With attractive content deals and operating leverage continuing to play, the sector continues to deliver good EBITDA margin expansion. Both VDTH (~390 bps yoy) and Airtel DTH (~600 bps yoy) reported healthy margin expansion resulting in EBITDA growing ~42%/45% yoy respectively.

Tuesday, February 23, 2016

Sun TV Vs Regional Channels Ratings

A quick update on ratings of Sun TV Vs other Regional Channels

Tamil. Sun TV’s ratings have come off by about 10% over the past 3 weeks and it is at about 4.5-5X that of Star Vijay as against 5.5-6X earlier. That said, on an average, Sun TV's ratings are ~5X that of Star’s Vijay TV under BARC as against 3X TAM. The Movie channel KTV's ratings have also improved under BARC.

Telugu. Gemini TV has been pushed to a distant #4 position under BARC from #2 under TAM. Further, the quality of ratings is weaker, both in terms of urban/rural mix and composition (movies/non-movies). Gemini TV’s viewership share in the top four Telugu GECs has come down to 19% in the past two weeks as against an average of 21.4% since mid Oct 2015.

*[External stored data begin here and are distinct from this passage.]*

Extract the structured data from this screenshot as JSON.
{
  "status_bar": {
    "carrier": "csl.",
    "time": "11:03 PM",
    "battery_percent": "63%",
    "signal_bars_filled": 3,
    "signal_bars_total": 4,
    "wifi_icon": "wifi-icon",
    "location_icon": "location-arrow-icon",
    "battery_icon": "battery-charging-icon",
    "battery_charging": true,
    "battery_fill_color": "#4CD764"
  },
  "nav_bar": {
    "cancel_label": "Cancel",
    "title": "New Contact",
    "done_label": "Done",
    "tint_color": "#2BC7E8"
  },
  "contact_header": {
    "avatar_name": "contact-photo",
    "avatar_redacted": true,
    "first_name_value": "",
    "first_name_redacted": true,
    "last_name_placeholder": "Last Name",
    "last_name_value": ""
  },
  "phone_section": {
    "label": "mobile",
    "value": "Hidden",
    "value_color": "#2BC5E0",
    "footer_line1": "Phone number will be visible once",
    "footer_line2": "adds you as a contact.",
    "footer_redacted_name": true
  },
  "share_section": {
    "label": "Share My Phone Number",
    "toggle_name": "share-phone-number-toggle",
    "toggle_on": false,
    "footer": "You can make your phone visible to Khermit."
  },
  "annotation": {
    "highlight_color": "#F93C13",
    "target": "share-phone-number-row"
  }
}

Kannada. Udaya TV has been pushed to #2-4 position under BARC from strong #1 under TAM. Colors Kannada is a clear #1 in a 4-player Kannada general entertainment genre. Further, the quality of ratings is weak both in terms of urban/rural mix and composition (movies/non-movies). Udaya TV’s viewership share in the top four Kannada GECs has come down to 17% in the past two weeks as against an average of 20% since mid Oct 2015.

Malayalam. Surya TV's position has dropped to #4 position in the four-player Malayalam GEC market dominated by Asianet. Flowers TV, a new GEC launched in 2015 has consistently surpassed Surya TV to settle at #3 spot. Surya TV’s share is down to single digits in the top four Malayalam GECs.